Keywords: early feasibility study; first-in-human; transcatheter aortic valve replacement; transcaval access and closure.

Conflict of interest statement

No other author has a financial conflict of interest related to this research.

Published by Elsevier Inc.

Figures

Figure 1 -. Preclinical findings

Angiography (A) immediately post-deployment and (B) after 90 days. Gross pathology of (C) IVC surface and (D) aorta surface after 90 days shows endothelialization of the TCD. Micro-CT images (E-M) confirms structural integrity of the TCD and lack of nitinol wire braid fracture. Hematoxylin and Eosin (H&E) stains: (N) low power view shows the central hub of the TCD with the aorta at the top of the image. (O) and (P) correspond to the green and red boxes in (N) respectively. The central guidewire lumen is completely filled with fibrous tissue in (P). Low power (Q) and (R) and corresponding higher power (q) and (r) views of the aortic surface show the TCD fully incorporated by a smooth muscle cell and proteoglycan rich neointima with polyester material surrounded by fibrous tissue, scattered lymphocytic infiltrates, giant cells, and golden-brown hemosiderin pigment. (S) corresponds to the gray box in (N), with giant cells incorporated by fibrous tissue and scattered lymphocytes at high power (s). Low power (T) and corresponding high power (t) of the central hub on the IVC surface shows the TCD fully incorporated by a smooth muscle cell and proteoglycan rich neointima. (T) corresponds to the blue box in (S). (U) and (V) and corresponding high power (u) and (v) views of the IVC surface show polyester material surrounded by fibrous tissue, with giant cells and a few scattered lymphocytes. Scale bar in (N) and (S) = 1mm; low power = 200μm; high power = 100μm.

Figure 2 -. Confirmed 100% aorto-caval tract closure at 30 days

Final digital subtraction angiogram at the end of the TAVR procedure (subject 1) and contrast-enhanced arterial-phase CT scans at 30 days (subjects 2–12). CT: computed tomography; TAVR: transcatheter aortic valve replacement.

Central illustration -. Transmural Systems Transcaval Closure Device (TCD)

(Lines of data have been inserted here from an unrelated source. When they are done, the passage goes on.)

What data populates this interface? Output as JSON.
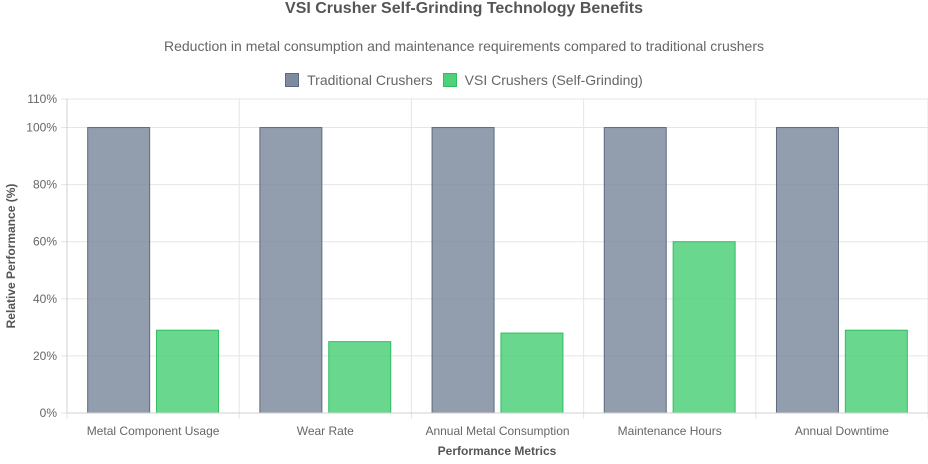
{
  "chart_data": {
    "type": "bar",
    "title": "VSI Crusher Self-Grinding Technology Benefits",
    "subtitle": "Reduction in metal consumption and maintenance requirements compared to traditional crushers",
    "xlabel": "Performance Metrics",
    "ylabel": "Relative Performance (%)",
    "categories": [
      "Metal Component Usage",
      "Wear Rate",
      "Annual Metal Consumption",
      "Maintenance Hours",
      "Annual Downtime"
    ],
    "series": [
      {
        "name": "Traditional Crushers",
        "values": [
          100,
          100,
          100,
          100,
          100
        ],
        "color": "#7f8c9f",
        "border": "#5d6b80"
      },
      {
        "name": "VSI Crushers (Self-Grinding)",
        "values": [
          29,
          25,
          28,
          60,
          29
        ],
        "color": "#4fd07a",
        "border": "#2fbf5f"
      }
    ],
    "ylim": [
      0,
      110
    ],
    "yticks": [
      0,
      20,
      40,
      60,
      80,
      100,
      110
    ],
    "ytick_suffix": "%",
    "grid": true,
    "legend_position": "top-center"
  }
}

(A) The TCD has a braided nitinol double-disc design with an interconnecting spring to flatten the intravascular disc and a retention paddle to prevent inadvertent pull through the aortic wall during deployment. The TCD is delivered on a flexible cable through a beveled catheter and over a central guidewire. (B) Deployment of the TCD in the transcaval tract. The TCD is delivered on a flexible cable through a beveled delivery catheter over a central guidewire. (C) Digital subtraction angiography confirms complete closure of the transcaval tract. (D) 30-day CT scan shows the TCD (highlighted in green) in the wall of the abdominal aorta. (E) Transcaval outcomes comparing the TCD and the Amplatzer cardiac occluder from the NHLBI sponsored prospective transcaval trial(1).